EvolutionaryBaggingRegressor(model=AUTOML_REGRESSION_PIPELINE, param_grid=REGRESSION_PARAM_GRID, population_size=10, sampling_size=1, metric=metrics.MSE, sampling_rate=1000, seed=42)

Bases: EvolutionaryBaggingEstimator, base.Regressor

Evolutionary Bagging Regressor follows the Oza Bagging approach to update the population of estimator pipelines.

PARAMETER DESCRIPTION
model

A river model or model pipeline that can be configured by the parameter grid.

DEFAULT: AUTOML_REGRESSION_PIPELINE

param_grid

A parameter grid, that represents the configuration space of the model.
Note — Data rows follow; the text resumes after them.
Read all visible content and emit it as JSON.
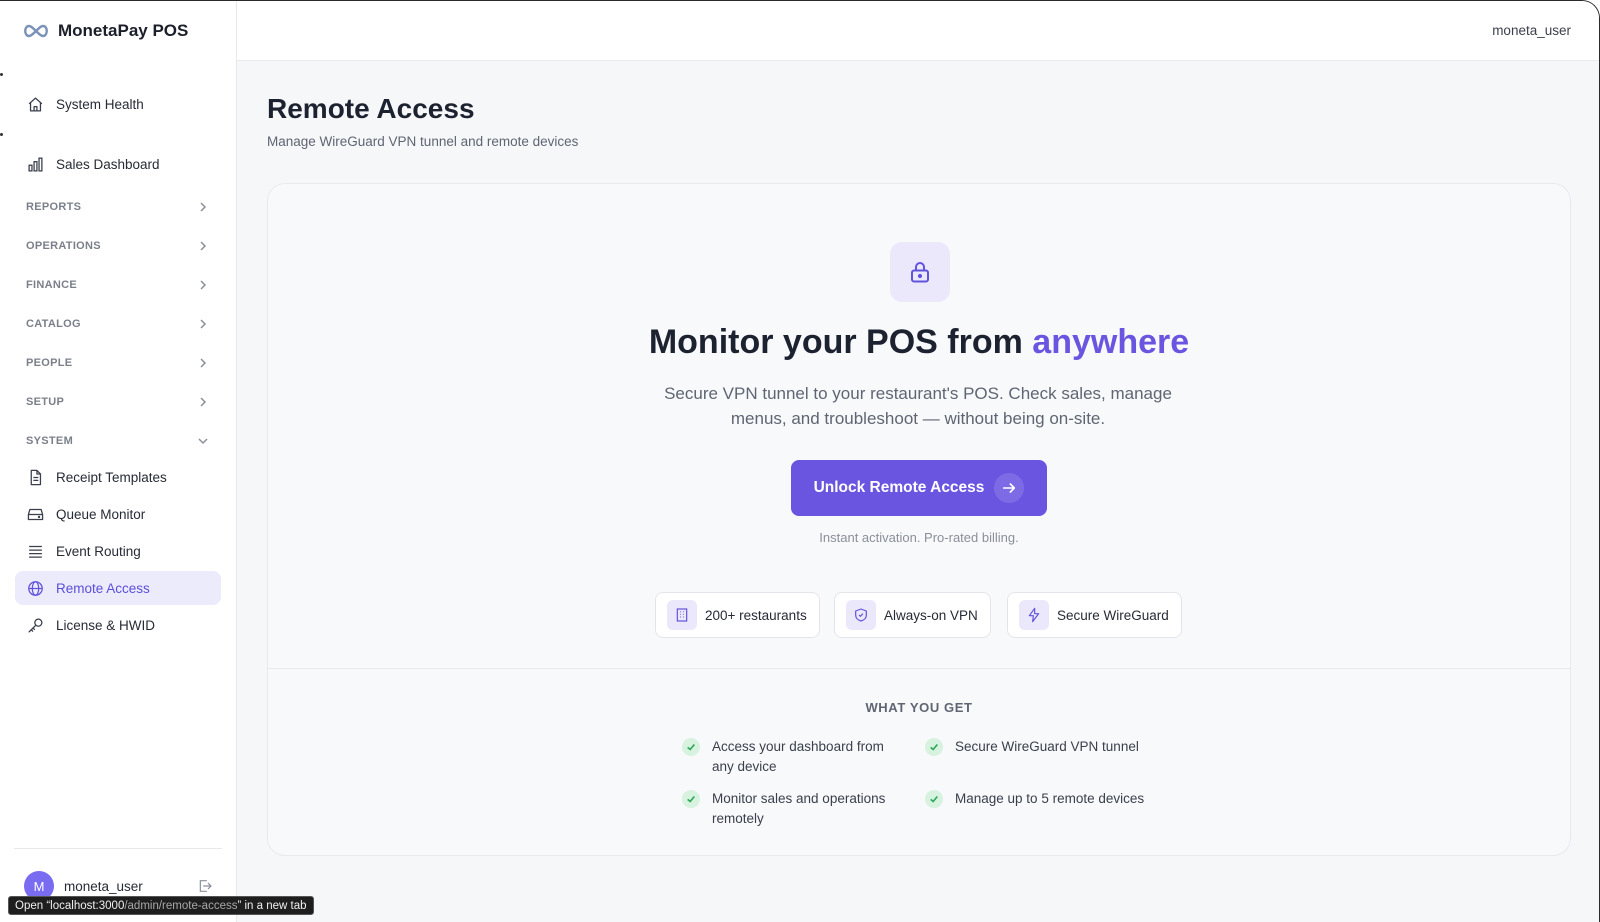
{
  "app": {
    "name": "MonetaPay POS"
  },
  "sidebar": {
    "items": [
      {
        "label": "System Health",
        "icon": "home-icon"
      },
      {
        "label": "Sales Dashboard",
        "icon": "bar-chart-icon"
      }
    ],
    "sections": [
      {
        "label": "REPORTS",
        "expanded": false
      },
      {
        "label": "OPERATIONS",
        "expanded": false
      },
      {
        "label": "FINANCE",
        "expanded": false
      },
      {
        "label": "CATALOG",
        "expanded": false
      },
      {
        "label": "PEOPLE",
        "expanded": false
      },
      {
        "label": "SETUP",
        "expanded": false
      },
      {
        "label": "SYSTEM",
        "expanded": true
      }
    ],
    "system_items": [
      {
        "label": "Receipt Templates",
        "icon": "document-icon"
      },
      {
        "label": "Queue Monitor",
        "icon": "inbox-icon"
      },
      {
        "label": "Event Routing",
        "icon": "list-icon"
      },
      {
        "label": "Remote Access",
        "icon": "globe-icon",
        "active": true
      },
      {
        "label": "License & HWID",
        "icon": "key-icon"
      }
    ],
    "user": {
      "initial": "M",
      "name": "moneta_user"
    }
  },
  "topbar": {
    "user": "moneta_user"
  },
  "page": {
    "title": "Remote Access",
    "subtitle": "Manage WireGuard VPN tunnel and remote devices"
  },
  "hero": {
    "title_prefix": "Monitor your POS from ",
    "title_accent": "anywhere",
    "description": "Secure VPN tunnel to your restaurant's POS. Check sales, manage menus, and troubleshoot — without being on-site.",
    "cta_label": "Unlock Remote Access",
    "cta_note": "Instant activation. Pro-rated billing."
  },
  "badges": [
    {
      "label": "200+ restaurants",
      "icon": "building-icon"
    },
    {
      "label": "Always-on VPN",
      "icon": "shield-icon"
    },
    {
      "label": "Secure WireGuard",
      "icon": "lightning-icon"
    }
  ],
  "what_you_get": {
    "title": "WHAT YOU GET",
    "features": [
      "Access your dashboard from any device",
      "Secure WireGuard VPN tunnel",
      "Monitor sales and operations remotely",
      "Manage up to 5 remote devices"
    ]
  },
  "status_tip": {
    "prefix": "Open “",
    "host": "localhost:3000",
    "path": "/admin/remote-access",
    "suffix": "” in a new tab"
  },
  "colors": {
    "accent": "#6a55e0",
    "active_bg": "#ecebfc",
    "check_green": "#2fa85a"
  }
}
DEFAULT: REGRESSION_PARAM_GRID

population_size

The population size estimates the size of the population as well as the size of the ensemble used for the prediction.

DEFAULT: 10

sampling_size

The sampling size estimates how many models are mutated within one mutation step.

DEFAULT: 1

metric

The river metric that should be optimised.

DEFAULT: metrics.MSE

sampling_rate

The sampling rate estimates the number of samples that are executed before a mutation step takes place.

DEFAULT: 1000

seed

Random number generator seed for reproducibility.

DEFAULT: 42

Examples:

>>> from river import datasets, ensemble, evaluate, metrics, optim, compose
>>> from river import preprocessing, tree, neighbors
>>> from EvOAutoML import regression, pipelinehelper
>>> dataset = datasets.TrumpApproval()
>>> model = regression.EvolutionaryBaggingRegressor(
...     model=compose.Pipeline(
...         ('Scaler', pipelinehelper.PipelineHelperTransformer([
...             ('StandardScaler', preprocessing.StandardScaler()),
...             ('MinMaxScaler', preprocessing.MinMaxScaler()),
...             ('MinAbsScaler', preprocessing.MaxAbsScaler()),
...         ])),
...         ('Regressor', pipelinehelper.PipelineHelperRegressor([
...             ('HT', tree.HoeffdingTreeRegressor()),
...             ('KNN', neighbors.KNNRegressor()),
...         ]))
...         ),
...     param_grid={
...     'Regressor': AUTOML_REGRESSION_PIPELINE
...         .steps['Regressor'].generate({
...             'HT__binary_split': [True, False],
...             'HT__max_depth': [10, 30, 60, 10, 30, 60],
...             'HT__grace_period': [10, 100, 200, 10, 100, 200],
...             'HT__max_size': [5, 10],
...             'KNN__n_neighbors': [1, 5, 20],
...             'KNN__window_size': [100, 500, 1000],
...             'KNN__p': [1, 2]
...         })
... },
... seed=42
... )
>>> metric = metrics.MSE()
>>> for x, y in dataset:
...     y_pred = model.predict_one(x)  # make a prediction
...     metric = metric.update(y, y_pred)  # update the metric
...     model = model.learn_one(x,y)  # make the model learn
>>> print(f'MSE: {metric.get():.2f}')
MSE: 2.35

predict_one(x)

Averages the predictions of each regressor.